そんなことをブツブツ言っていると必ず母が、「何言ってるの! おじいちゃんなんて三男だから、三男(ミツオ)なのよ! それよりいいでしょ!」と言ってきた。なぜ、中間はないのだろうか。

一方で、成長するつれて変わった名前だからこそのメリットも感じてきた。

一つは覚えてもらいやすいということだ。学生時代も先生から下の名前で呼ばれ、何となく親しまれてきた。

父も名付けてくれるとき、「人に覚えてもらいやすい名前」というのは意識していたようだ。

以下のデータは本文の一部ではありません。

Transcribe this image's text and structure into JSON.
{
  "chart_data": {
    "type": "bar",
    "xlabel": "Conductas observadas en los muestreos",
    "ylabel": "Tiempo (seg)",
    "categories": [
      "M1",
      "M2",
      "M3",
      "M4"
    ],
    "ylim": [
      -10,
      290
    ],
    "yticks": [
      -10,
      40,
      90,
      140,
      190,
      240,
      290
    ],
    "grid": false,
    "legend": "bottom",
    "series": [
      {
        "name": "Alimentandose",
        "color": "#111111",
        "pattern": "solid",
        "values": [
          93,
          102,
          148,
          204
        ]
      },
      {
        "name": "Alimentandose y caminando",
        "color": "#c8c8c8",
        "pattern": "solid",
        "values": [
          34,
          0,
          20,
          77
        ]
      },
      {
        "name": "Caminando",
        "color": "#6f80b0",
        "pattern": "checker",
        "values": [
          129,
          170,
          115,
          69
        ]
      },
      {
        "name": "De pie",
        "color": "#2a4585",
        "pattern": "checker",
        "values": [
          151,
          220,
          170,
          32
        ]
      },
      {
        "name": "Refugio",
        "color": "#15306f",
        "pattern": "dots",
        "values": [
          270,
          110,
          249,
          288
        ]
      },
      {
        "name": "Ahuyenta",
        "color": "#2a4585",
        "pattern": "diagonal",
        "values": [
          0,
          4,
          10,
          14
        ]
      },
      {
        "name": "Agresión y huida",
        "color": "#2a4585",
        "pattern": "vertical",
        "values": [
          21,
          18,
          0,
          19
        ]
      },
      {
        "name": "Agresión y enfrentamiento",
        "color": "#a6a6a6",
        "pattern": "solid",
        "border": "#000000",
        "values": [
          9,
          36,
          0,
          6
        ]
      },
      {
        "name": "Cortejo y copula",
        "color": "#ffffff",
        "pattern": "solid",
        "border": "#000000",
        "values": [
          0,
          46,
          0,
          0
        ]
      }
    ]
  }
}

だが、実家で仔猫が生まれたとき、私が「クッキーちゃんがいい!」と主張したところ、父が「そんな覚えにくい名前はダメだ! 白いんだから、シロだ!」と言った。

変わった名前を忌々しく思っていた時代だったので、ズッコケそうになった。

***

名前は子どもが生まれてすぐに付けられるものだから、必ずしも子どもが気に入るとは限らない。ましてや100年も生きるのだから、数十年前に付けられた名前がベストとも限らない。

だからこそ、自分の好きな名前に簡単に変えられる制度になったらいいなと思う。あまり何度も変えるのも訳がわからなくなりそうだから、20年に一回ならOKとか。

好きな服を着るように、好きな名前で生きたい。